Who & Why, not What & How

3 · 08 · 22
Ryan and Tami knew the community they wanted to serve (their neighbors who were disenfranchised from the church, particularly due to addiction). They knew the mission they were trying to achieve (a community, free of shame, where people could know they were loved exactly where they were on their journey). Ryan and Tami had their who and why, but the how and the what constantly evolved. 

When Ryan and Tami Canaday started their “thing,” as they still call it, the intention was for it to be a four-week series of conversations around community, spirituality, and recovery, in their backyard. When the first four week series ended, the attendees just asked, “what are we talking about next?”

And the “thing” grew. Ryan and Tami wouldn’t consider themselves church-planters. They started with no seed money, no “parent church,” no launch community. They had no five-year plan, no growth projections, no targets. They just had the people around them and the call they felt to serve. One series turned into a few, which turned into a community. 

Tami, who had a background in the coffee industry, began (with a backyard coffee roaster) to roast coffee for their own community, inspired by the coffee traditions of twelve-step programs that would be familiar to their community, many of who were in recovery. Their in-house coffee turned into local sales, which turned into Wagon Coffee, a non-profit that supplies coffee for more than 60 sober houses. 
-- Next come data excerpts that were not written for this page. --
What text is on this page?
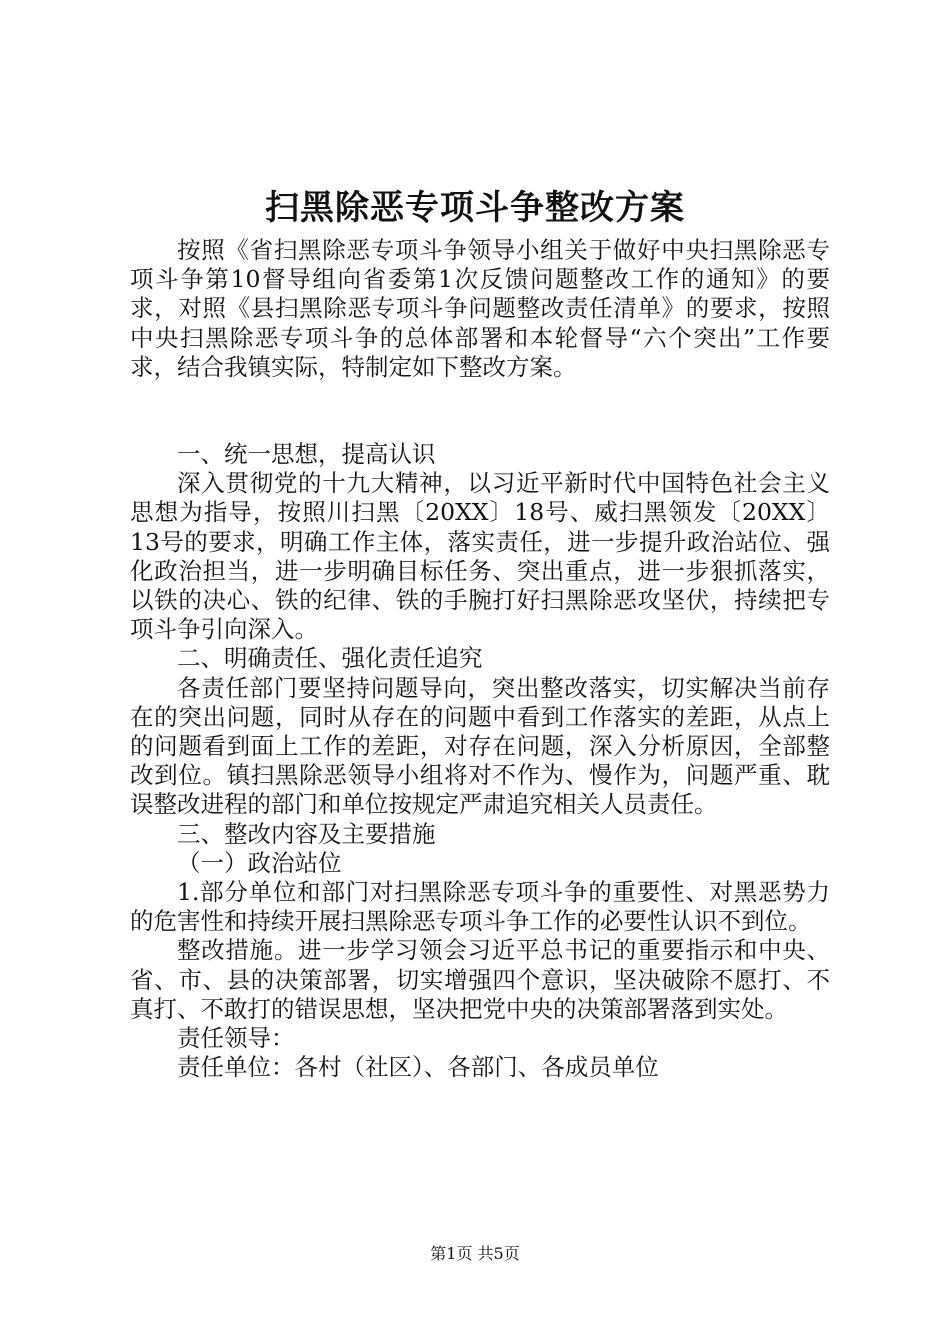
扫黑除恶专项斗争整改方案

按照《省扫黑除恶专项斗争领导小组关于做好中央扫黑除恶专项斗争第10督导组向省委第1次反馈问题整改工作的通知》的要求，对照《县扫黑除恶专项斗争问题整改责任清单》的要求，按照中央扫黑除恶专项斗争的总体部署和本轮督导“六个突出”工作要求，结合我镇实际，特制定如下整改方案。

一、统一思想，提高认识

深入贯彻党的十九大精神，以习近平新时代中国特色社会主义思想为指导，按照川扫黑〔20XX〕18号、威扫黑领发〔20XX〕13号的要求，明确工作主体，落实责任，进一步提升政治站位、强化政治担当，进一步明确目标任务、突出重点，进一步狠抓落实，以铁的决心、铁的纪律、铁的手腕打好扫黑除恶攻坚伏，持续把专项斗争引向深入。

二、明确责任、强化责任追究

各责任部门要坚持问题导向，突出整改落实，切实解决当前存在的突出问题，同时从存在的问题中看到工作落实的差距，从点上的问题看到面上工作的差距，对存在问题，深入分析原因，全部整改到位。镇扫黑除恶领导小组将对不作为、慢作为，问题严重、耽误整改进程的部门和单位按规定严肃追究相关人员责任。

三、整改内容及主要措施

（一）政治站位

1.部分单位和部门对扫黑除恶专项斗争的重要性、对黑恶势力的危害性和持续开展扫黑除恶专项斗争工作的必要性认识不到位。

整改措施。进一步学习领会习近平总书记的重要指示和中央、省、市、县的决策部署，切实增强四个意识，坚决破除不愿打、不真打、不敢打的错误思想，坚决把党中央的决策部署落到实处。

责任领导：

责任单位：各村（社区）、各部门、各成员单位

第1页 共5页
At Ministry Incubators, we are believers in diversified revenue streams, databases, sustainable ministry plans, major event templates, all of it. But we are also believers in the whims of the Spirit, in the way that sometimes following a call towards missional innovation can mean taking a radical left turn from where you began. 

Ministry Incubators has been conspiring with Ryan and Tami on their community and have loved walking alongside them to help them clarify and launch their “thing” in all its forms.

Ryan and Tami’s greatest advice to those starting their own “thing” is to be crystal clear on their vision. This counsel may sound surprising from a couple that started a four-week series that turned into a coffee company and a sustainable spiritual community, but Ryan and Tami all along were crystal clear on what mattered most.

They knew the community they wanted to serve (their neighbors who were disenfranchised from the church, particularly due to addiction). They knew the mission they were trying to achieve (a community, free of shame, where people could know they were loved exactly where they were on their journey).

Ryan and Tami had their who and why, but the how and the what constantly evolved. 

When we talk about innovation, it can be easy to trip off anxieties when people cannot differentiate the what from the why or the who from the how.

Communities that identify with their ritual of Sunday morning, with their strategy of passing the plates to pay salaries, can feel like challenges to those patterns are challenges to their very identity as a church and their mission as Christians. They can feel like those who seek to innovate on those patterns may lead the church astray.

But Paul made tents, monks brewed beer, and medieval churches ran theater troupes – so what’s so strange about a coffee company? We have experienced some identity fusion with our practices as a church, and Ryan and Tami’s example invites us to hold fast to what matters, the communities we serve and our call to that community, while letting the rest be just what it is – our own “thing.” 

Some questions to consider:

  • What is your community?
  • What is your mission?
  • What is your “thing?”
  • How could you serve your community and your mission with an entirely different “thing?”
  • Where do you feel the identity fusion between your mission and your programming?
  • Where might that be holding you back?